What should you get instead of the Razer Hammerhead Hyperspeed?

If you like the idea of having a pair of gaming earbuds, it’s still pretty hard to justify needing a pair of true wireless earbuds for it. Not having wires is nice, but at the end of the day, if you’re playing on a PlayStation 5 or a Steam Deck, the thing you’d be plugging into is always well within arm’s reach. To that end, it might be worth saving the $100 USD or more, and buying something like the JBL Quantum 50 or the Logitech G333—they both sound good, cost way less, and you’ll never have to worry about battery life or audio visual lag.

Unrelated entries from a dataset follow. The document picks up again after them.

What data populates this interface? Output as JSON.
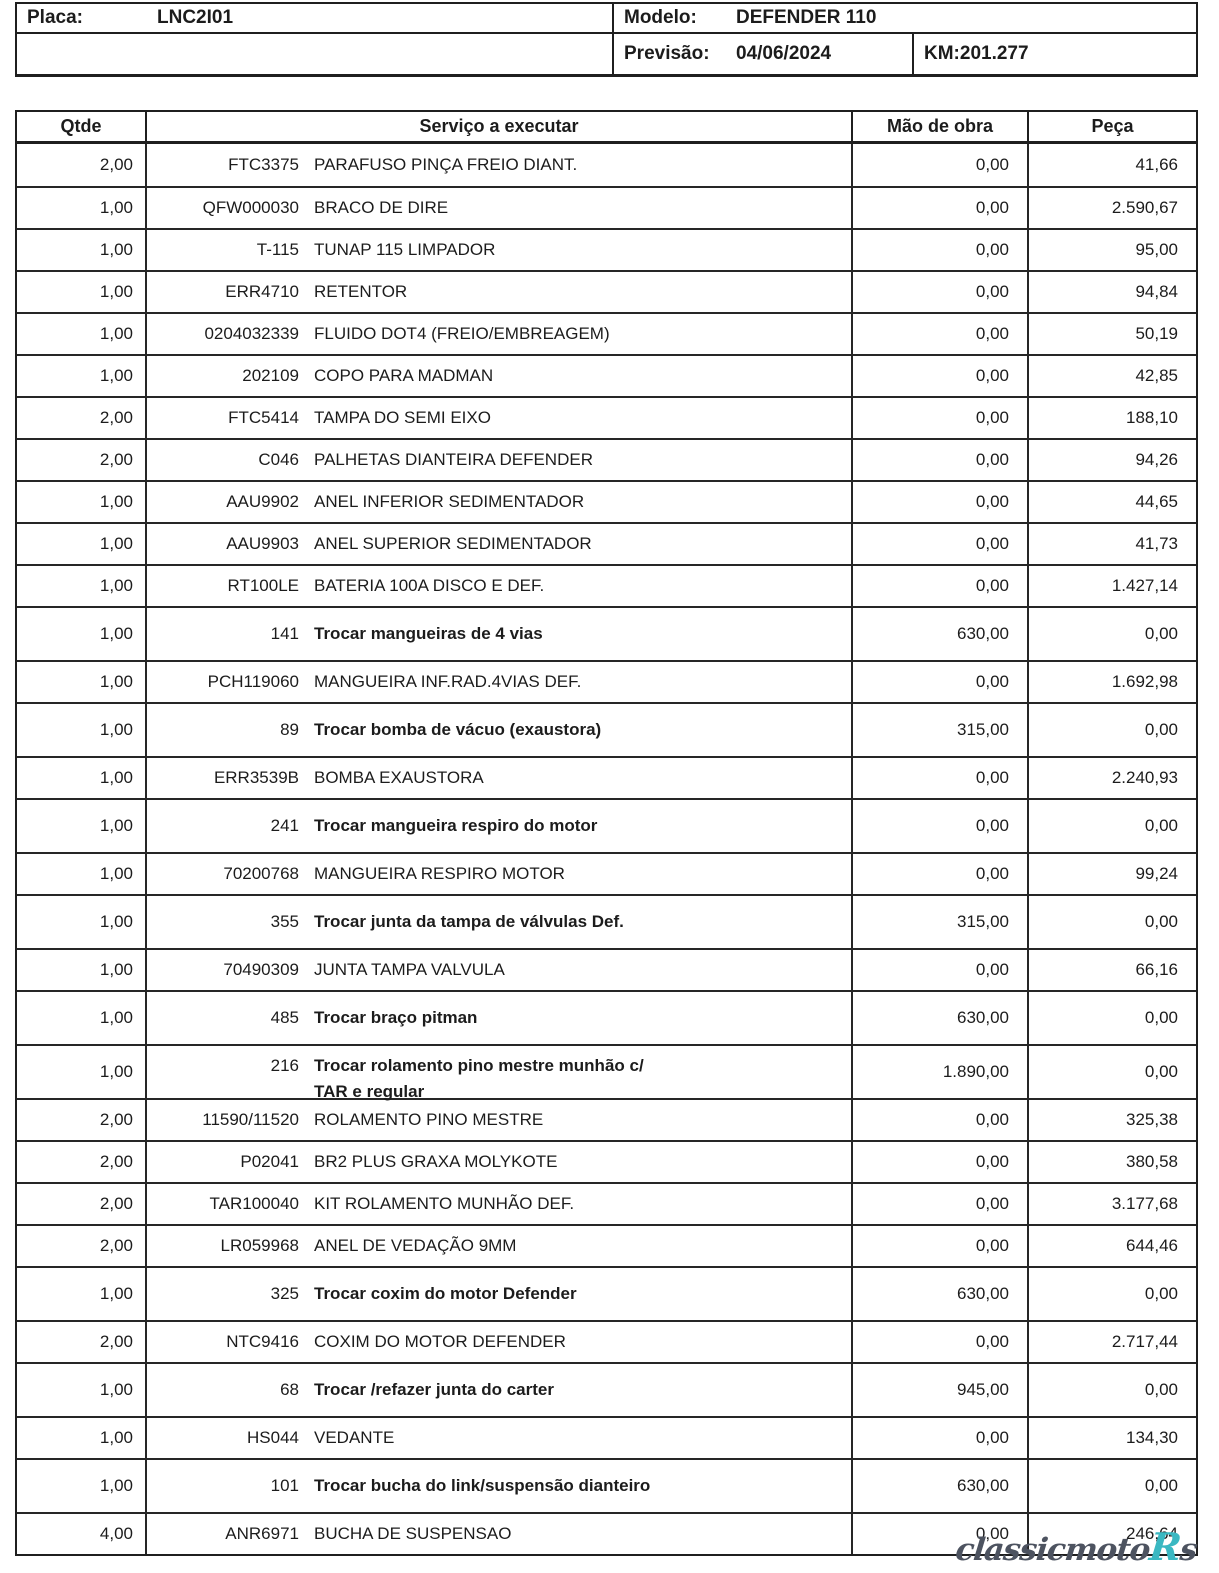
{
  "header": {
    "placa_label": "Placa:",
    "placa_value": "LNC2I01",
    "modelo_label": "Modelo:",
    "modelo_value": "DEFENDER 110",
    "previsao_label": "Previsão:",
    "previsao_value": "04/06/2024",
    "km_value": "KM:201.277"
  },
  "table": {
    "columns": [
      "Qtde",
      "Serviço a executar",
      "Mão de obra",
      "Peça"
    ],
    "rows": [
      {
        "qtde": "2,00",
        "code": "FTC3375",
        "desc": "PARAFUSO PINÇA FREIO DIANT.",
        "mao": "0,00",
        "peca": "41,66",
        "service": false
      },
      {
        "qtde": "1,00",
        "code": "QFW000030",
        "desc": "BRACO DE DIRE",
        "mao": "0,00",
        "peca": "2.590,67",
        "service": false
      },
      {
        "qtde": "1,00",
        "code": "T-115",
        "desc": "TUNAP 115 LIMPADOR",
        "mao": "0,00",
        "peca": "95,00",
        "service": false
      },
      {
        "qtde": "1,00",
        "code": "ERR4710",
        "desc": "RETENTOR",
        "mao": "0,00",
        "peca": "94,84",
        "service": false
      },
      {
        "qtde": "1,00",
        "code": "0204032339",
        "desc": "FLUIDO DOT4 (FREIO/EMBREAGEM)",
        "mao": "0,00",
        "peca": "50,19",
        "service": false
      },
      {
        "qtde": "1,00",
        "code": "202109",
        "desc": "COPO PARA MADMAN",
        "mao": "0,00",
        "peca": "42,85",
        "service": false
      },
      {
        "qtde": "2,00",
        "code": "FTC5414",
        "desc": "TAMPA DO SEMI EIXO",
        "mao": "0,00",
        "peca": "188,10",
        "service": false
      },
      {
        "qtde": "2,00",
        "code": "C046",
        "desc": "PALHETAS DIANTEIRA DEFENDER",
        "mao": "0,00",
        "peca": "94,26",
        "service": false
      },
      {
        "qtde": "1,00",
        "code": "AAU9902",
        "desc": "ANEL INFERIOR SEDIMENTADOR",
        "mao": "0,00",
        "peca": "44,65",
        "service": false
      },
      {
        "qtde": "1,00",
        "code": "AAU9903",
        "desc": "ANEL SUPERIOR SEDIMENTADOR",
        "mao": "0,00",
        "peca": "41,73",
        "service": false
      },
      {
        "qtde": "1,00",
        "code": "RT100LE",
        "desc": "BATERIA 100A DISCO E DEF.",
        "mao": "0,00",
        "peca": "1.427,14",
        "service": false
      },
      {
        "qtde": "1,00",
        "code": "141",
        "desc": "Trocar mangueiras de 4 vias",
        "mao": "630,00",
        "peca": "0,00",
        "service": true
      },
      {
        "qtde": "1,00",
        "code": "PCH119060",
        "desc": "MANGUEIRA INF.RAD.4VIAS DEF.",
        "mao": "0,00",
        "peca": "1.692,98",
        "service": false
      },
      {
        "qtde": "1,00",
        "code": "89",
        "desc": "Trocar bomba de vácuo (exaustora)",
        "mao": "315,00",
        "peca": "0,00",
        "service": true
      },
      {
        "qtde": "1,00",
        "code": "ERR3539B",
        "desc": "BOMBA EXAUSTORA",
        "mao": "0,00",
        "peca": "2.240,93",
        "service": false
      },
      {
        "qtde": "1,00",
        "code": "241",
        "desc": "Trocar mangueira respiro do motor",
        "mao": "0,00",
        "peca": "0,00",
        "service": true
      },
      {
        "qtde": "1,00",
        "code": "70200768",
        "desc": "MANGUEIRA RESPIRO MOTOR",
        "mao": "0,00",
        "peca": "99,24",
        "service": false
      },
      {
        "qtde": "1,00",
        "code": "355",
        "desc": "Trocar junta da tampa de válvulas Def.",
        "mao": "315,00",
        "peca": "0,00",
        "service": true
      },
      {
        "qtde": "1,00",
        "code": "70490309",
        "desc": "JUNTA TAMPA VALVULA",
        "mao": "0,00",
        "peca": "66,16",
        "service": false
      },
      {
        "qtde": "1,00",
        "code": "485",
        "desc": "Trocar braço pitman",
        "mao": "630,00",
        "peca": "0,00",
        "service": true
      },
      {
        "qtde": "1,00",
        "code": "216",
        "desc": "Trocar rolamento pino mestre munhão c/",
        "desc2": "TAR e regular",
        "mao": "1.890,00",
        "peca": "0,00",
        "service": true
      },
      {
        "qtde": "2,00",
        "code": "11590/11520",
        "desc": "ROLAMENTO PINO MESTRE",
        "mao": "0,00",
        "peca": "325,38",
        "service": false
      },
      {
        "qtde": "2,00",
        "code": "P02041",
        "desc": "BR2 PLUS GRAXA MOLYKOTE",
        "mao": "0,00",
        "peca": "380,58",
        "service": false
      },
      {
        "qtde": "2,00",
        "code": "TAR100040",
        "desc": "KIT ROLAMENTO MUNHÃO DEF.",
        "mao": "0,00",
        "peca": "3.177,68",
        "service": false
      },
      {
        "qtde": "2,00",
        "code": "LR059968",
        "desc": "ANEL DE VEDAÇÃO 9MM",
        "mao": "0,00",
        "peca": "644,46",
        "service": false
      },
      {
        "qtde": "1,00",
        "code": "325",
        "desc": "Trocar coxim do motor Defender",
        "mao": "630,00",
        "peca": "0,00",
        "service": true
      },
      {
        "qtde": "2,00",
        "code": "NTC9416",
        "desc": "COXIM DO MOTOR DEFENDER",
        "mao": "0,00",
        "peca": "2.717,44",
        "service": false
      },
      {
        "qtde": "1,00",
        "code": "68",
        "desc": "Trocar /refazer junta do carter",
        "mao": "945,00",
        "peca": "0,00",
        "service": true
      },
      {
        "qtde": "1,00",
        "code": "HS044",
        "desc": "VEDANTE",
        "mao": "0,00",
        "peca": "134,30",
        "service": false
      },
      {
        "qtde": "1,00",
        "code": "101",
        "desc": "Trocar bucha do link/suspensão dianteiro",
        "mao": "630,00",
        "peca": "0,00",
        "service": true
      },
      {
        "qtde": "4,00",
        "code": "ANR6971",
        "desc": "BUCHA DE SUSPENSAO",
        "mao": "0,00",
        "peca": "246,64",
        "service": false
      }
    ]
  },
  "watermark": {
    "text_dark": "classicmoto",
    "text_accent": "R",
    "text_tail": "s",
    "dark_color": "#4d5360",
    "accent_color": "#3ab8c2"
  }
}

If you’re just after wireless gaming audio, and you don’t really care about the earbud form factor, there are plenty of better cheaper options. Wireless headsets like the Razer Barracuda X (2022) and Turtle Beach Stealth 600 MAX both beat the Hammerhead Hyperspeed battery life in spades—single charge and combined. They also sound good, they’re very comfortable, and cost less money.

Frequently asked questions about the Razer Hammerhead Hyperspeed

You can also get a black, Xbox-licensed Razer Hammerhead Hyperspeed. This model is also compatible with Xbox Wireless, but it lacks the USB-C dongle.